Sorakın, aynı kararda, Türkiye'nin Kıbrıs'taki sivillerin askeri mahkemelerde yargılanmasından da sorumlu tutularak , bu durumun da adil yargılanma hakkının ihlali olarak değerlendirildiğini belirtti:
"Bütün bu yaşananlar, Kıbrıs'ta uygulanan resmi politikanın iflasını açık ve net bir şekilde gözler önüne sermektedir."
"Bir kez daha yalnızlığa itildik..."
KKTC Cumhurbaşkanı Denktaş ve Türkiye Cumhuriyeti yönetimlerini, 1977-79 doruk anlaşmalarını ve Kıbrıs Türk toplumunun ezici çoğunluğunun federal çözüm taleplerini dikkate almayıp , uzlaşmaz politikalarla kararın çıkmasında önemli bir rol oynamakla suçlayan Sorakın, Denktaş'ın görüşmelerden çekildiğini anımsattı:
"Kıbrıs Türk toplumunun haklı çıkarlarını savunmayanlar, vatan, millet Sakarya edebiyatı ile dünyayı kandıracaklarını sananlar, bir kez daha Kıbrıs Türk toplumunu ve Türkiye halkını yalnızlığa itmişlerdir."
Sorakın, şu noktalara dikkat çekti:
* Kuzey Kıbrıs'ta demokrasi çalışmadı,
* Ekonomik yıkım paketleri, dayatma olarak Türkiye Cumhuriyeti hükümetleri tarafından dayatıldı,
* Güvenlik Kuvvetleri Komutanı, Merkez Bankası Başkanı ve TC Yardım Heyeti ; hiçbir kuruluşu tanımayıp, KKTC'nin içişlerine doğrudan müdahale etti ,
* Genelde Kıbrıs Türk toplumunun iradesi ipotek altına alındı.

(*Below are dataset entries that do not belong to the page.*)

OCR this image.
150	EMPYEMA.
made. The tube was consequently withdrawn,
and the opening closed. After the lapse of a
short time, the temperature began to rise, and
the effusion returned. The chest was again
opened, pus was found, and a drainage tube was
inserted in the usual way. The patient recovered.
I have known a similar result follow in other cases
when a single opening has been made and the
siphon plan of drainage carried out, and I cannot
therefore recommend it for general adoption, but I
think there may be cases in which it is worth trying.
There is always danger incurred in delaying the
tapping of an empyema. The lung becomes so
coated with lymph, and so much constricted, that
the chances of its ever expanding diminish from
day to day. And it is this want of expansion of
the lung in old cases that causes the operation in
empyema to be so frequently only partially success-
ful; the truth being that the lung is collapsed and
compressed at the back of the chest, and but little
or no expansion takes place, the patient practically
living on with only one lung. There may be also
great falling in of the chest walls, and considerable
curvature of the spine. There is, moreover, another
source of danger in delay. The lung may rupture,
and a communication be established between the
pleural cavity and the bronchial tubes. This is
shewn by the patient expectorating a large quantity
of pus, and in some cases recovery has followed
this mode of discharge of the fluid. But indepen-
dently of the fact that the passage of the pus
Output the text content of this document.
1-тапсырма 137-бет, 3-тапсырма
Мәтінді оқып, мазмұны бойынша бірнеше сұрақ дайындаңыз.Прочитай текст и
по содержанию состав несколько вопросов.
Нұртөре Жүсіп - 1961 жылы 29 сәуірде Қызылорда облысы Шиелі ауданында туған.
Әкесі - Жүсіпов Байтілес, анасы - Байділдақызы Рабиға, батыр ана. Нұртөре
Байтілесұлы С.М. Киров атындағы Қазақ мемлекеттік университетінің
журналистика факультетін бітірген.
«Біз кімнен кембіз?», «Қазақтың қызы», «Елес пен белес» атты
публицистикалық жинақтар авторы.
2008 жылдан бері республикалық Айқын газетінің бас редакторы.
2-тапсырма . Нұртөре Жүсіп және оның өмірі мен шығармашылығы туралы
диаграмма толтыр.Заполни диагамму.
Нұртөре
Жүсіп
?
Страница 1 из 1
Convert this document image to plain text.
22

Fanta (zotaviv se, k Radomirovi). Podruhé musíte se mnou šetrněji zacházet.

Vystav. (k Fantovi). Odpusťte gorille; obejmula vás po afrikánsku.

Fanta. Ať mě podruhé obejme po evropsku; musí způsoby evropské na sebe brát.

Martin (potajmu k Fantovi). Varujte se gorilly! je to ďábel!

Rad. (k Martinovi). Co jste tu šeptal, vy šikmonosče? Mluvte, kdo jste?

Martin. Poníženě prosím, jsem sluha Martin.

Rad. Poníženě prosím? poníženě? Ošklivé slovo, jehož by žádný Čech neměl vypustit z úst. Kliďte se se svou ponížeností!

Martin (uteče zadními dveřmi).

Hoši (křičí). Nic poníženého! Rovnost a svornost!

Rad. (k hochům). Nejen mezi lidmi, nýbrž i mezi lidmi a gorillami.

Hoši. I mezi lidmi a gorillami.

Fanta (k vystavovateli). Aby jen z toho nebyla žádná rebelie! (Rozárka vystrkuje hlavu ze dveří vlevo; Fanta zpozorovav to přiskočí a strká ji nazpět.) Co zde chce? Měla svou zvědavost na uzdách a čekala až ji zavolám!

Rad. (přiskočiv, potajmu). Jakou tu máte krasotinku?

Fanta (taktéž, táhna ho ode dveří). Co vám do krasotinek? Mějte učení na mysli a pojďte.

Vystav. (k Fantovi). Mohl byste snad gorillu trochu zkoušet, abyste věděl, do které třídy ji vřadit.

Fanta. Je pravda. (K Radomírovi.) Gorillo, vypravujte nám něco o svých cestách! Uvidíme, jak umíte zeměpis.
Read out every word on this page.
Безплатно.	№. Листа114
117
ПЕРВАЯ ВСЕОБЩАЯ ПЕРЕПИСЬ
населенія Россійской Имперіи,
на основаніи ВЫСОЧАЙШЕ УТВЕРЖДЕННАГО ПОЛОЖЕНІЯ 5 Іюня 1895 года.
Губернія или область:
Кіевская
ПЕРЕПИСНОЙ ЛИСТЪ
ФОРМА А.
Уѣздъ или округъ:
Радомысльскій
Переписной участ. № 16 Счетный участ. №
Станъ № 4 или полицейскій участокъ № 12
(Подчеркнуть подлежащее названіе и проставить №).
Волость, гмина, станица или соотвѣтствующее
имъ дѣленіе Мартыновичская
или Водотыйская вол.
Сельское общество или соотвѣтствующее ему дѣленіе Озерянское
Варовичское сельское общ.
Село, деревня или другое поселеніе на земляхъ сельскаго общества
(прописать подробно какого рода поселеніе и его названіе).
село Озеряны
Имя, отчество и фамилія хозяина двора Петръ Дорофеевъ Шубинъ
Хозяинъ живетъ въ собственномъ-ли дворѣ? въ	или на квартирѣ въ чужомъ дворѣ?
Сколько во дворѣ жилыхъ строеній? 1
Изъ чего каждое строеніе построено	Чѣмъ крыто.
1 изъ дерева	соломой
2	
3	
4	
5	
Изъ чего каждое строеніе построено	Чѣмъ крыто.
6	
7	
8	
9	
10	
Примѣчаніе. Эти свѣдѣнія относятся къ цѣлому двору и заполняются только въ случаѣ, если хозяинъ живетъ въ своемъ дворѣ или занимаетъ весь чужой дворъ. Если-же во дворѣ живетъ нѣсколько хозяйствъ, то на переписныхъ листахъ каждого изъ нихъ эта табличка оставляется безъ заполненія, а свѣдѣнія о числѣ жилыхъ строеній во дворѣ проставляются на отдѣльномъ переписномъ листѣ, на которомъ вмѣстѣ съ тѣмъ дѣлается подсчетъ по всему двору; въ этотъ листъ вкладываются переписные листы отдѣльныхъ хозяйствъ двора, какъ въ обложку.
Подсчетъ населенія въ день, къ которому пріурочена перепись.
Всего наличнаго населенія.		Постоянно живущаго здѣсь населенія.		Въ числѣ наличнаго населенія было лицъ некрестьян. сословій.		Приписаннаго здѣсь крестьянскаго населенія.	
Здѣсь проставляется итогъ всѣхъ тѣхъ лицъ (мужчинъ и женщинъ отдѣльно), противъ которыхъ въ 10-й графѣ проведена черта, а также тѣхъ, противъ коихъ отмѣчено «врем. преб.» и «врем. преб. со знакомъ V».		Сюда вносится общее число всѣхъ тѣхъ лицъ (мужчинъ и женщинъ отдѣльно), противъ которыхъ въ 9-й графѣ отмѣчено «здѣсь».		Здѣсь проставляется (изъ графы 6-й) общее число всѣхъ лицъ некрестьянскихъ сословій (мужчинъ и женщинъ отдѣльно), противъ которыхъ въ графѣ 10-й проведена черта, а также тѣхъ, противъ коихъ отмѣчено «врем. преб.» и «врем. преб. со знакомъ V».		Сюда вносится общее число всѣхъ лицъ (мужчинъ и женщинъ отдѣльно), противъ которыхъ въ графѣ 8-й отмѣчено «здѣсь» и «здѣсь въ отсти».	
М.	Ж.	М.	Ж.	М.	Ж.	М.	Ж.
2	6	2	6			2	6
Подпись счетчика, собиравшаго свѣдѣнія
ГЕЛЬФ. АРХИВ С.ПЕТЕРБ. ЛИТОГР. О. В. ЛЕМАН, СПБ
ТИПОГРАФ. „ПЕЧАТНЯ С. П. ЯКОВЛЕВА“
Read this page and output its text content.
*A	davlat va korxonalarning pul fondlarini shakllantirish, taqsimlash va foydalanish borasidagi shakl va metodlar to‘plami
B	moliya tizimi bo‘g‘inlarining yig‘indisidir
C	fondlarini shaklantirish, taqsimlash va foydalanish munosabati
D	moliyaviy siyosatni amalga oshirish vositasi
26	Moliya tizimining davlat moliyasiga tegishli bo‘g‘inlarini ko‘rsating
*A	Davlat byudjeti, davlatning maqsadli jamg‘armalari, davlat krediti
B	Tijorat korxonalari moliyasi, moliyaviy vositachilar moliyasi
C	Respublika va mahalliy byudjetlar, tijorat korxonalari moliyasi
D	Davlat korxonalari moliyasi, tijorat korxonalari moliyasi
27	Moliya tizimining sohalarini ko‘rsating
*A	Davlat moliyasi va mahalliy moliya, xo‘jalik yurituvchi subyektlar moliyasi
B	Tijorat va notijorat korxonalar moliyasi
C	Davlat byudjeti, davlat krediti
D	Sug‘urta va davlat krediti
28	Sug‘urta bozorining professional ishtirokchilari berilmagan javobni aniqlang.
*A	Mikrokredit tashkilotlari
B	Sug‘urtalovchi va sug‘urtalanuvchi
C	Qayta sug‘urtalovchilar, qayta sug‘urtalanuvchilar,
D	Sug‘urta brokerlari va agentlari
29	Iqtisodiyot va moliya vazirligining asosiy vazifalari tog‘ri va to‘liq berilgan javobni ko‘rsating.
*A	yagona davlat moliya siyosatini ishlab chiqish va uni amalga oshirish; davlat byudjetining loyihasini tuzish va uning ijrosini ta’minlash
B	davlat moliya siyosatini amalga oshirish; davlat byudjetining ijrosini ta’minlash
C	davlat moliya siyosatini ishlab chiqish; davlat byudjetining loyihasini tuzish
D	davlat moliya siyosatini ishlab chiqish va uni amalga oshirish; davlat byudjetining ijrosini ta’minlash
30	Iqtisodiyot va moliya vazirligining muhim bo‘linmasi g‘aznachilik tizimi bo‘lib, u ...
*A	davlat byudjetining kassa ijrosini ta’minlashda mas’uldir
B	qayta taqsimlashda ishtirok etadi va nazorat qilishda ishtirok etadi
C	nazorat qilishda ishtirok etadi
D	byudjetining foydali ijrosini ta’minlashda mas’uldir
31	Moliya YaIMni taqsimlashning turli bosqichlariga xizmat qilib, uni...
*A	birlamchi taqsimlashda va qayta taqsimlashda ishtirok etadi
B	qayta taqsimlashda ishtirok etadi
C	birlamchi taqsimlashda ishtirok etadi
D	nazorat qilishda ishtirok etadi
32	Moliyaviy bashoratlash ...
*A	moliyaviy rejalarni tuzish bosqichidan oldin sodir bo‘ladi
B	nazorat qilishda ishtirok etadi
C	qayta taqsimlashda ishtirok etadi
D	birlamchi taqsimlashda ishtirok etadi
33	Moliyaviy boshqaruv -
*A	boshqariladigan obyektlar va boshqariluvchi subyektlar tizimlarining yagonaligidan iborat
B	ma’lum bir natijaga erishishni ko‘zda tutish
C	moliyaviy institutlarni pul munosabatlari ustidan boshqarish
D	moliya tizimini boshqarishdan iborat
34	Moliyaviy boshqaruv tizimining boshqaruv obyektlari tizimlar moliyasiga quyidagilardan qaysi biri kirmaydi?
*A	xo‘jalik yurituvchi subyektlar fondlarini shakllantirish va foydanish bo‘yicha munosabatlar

Evrensel Hukukun dışında zafer yok
AİHM'nin kararında önemli yer tutan sivillerin askeri mahkemede yargılanmasına son verilmesi ve bunu ortadan kaldıracak yasal düzenlemenin bir an önce yapılması talebinde bulunduklarını belirten Sorakın şöyle konuştu:
"Kıbrıslı Türk ilerici ve yurtseverlerin görevi, ülkemizde barış ve demokrasinin önünü açacak, insan hakları ihlallerini engelleyecek ve Kıbrıs'ı federal bir çatı altında birleştirecek politikalar üretip, işbirliği ve dayanışmalarını yükseltmektir."
Dünyada hiçbir devletin evrensel hukukun dışına çıkarak zafer kazanmadığına ve halkına hizmet edemediğine işaret eden KTÖS Başkanı, Kıbrıs ve Kıbrıs Türkü'nü pazarlık masasında koz olarak görenlerin, yanıldıklarını er geç anlayacaklarını belirtti:
"AİHM'nin son kararı bu yönde atılmış önemli bir adımdır."
Bu Memleket Bizim Platformu, "baskı ve şantaj politikaları ile bir yere varacaklarını zanneden statükocuları bu politikadan vazgeçmeye, Kıbrıs Türk toplumunun çıkarlarını ve geleceğini savunmadıkları için bir an önce istifa ederek, Kıbrıs Türk toplumunun önünü açmaya" çağırdı.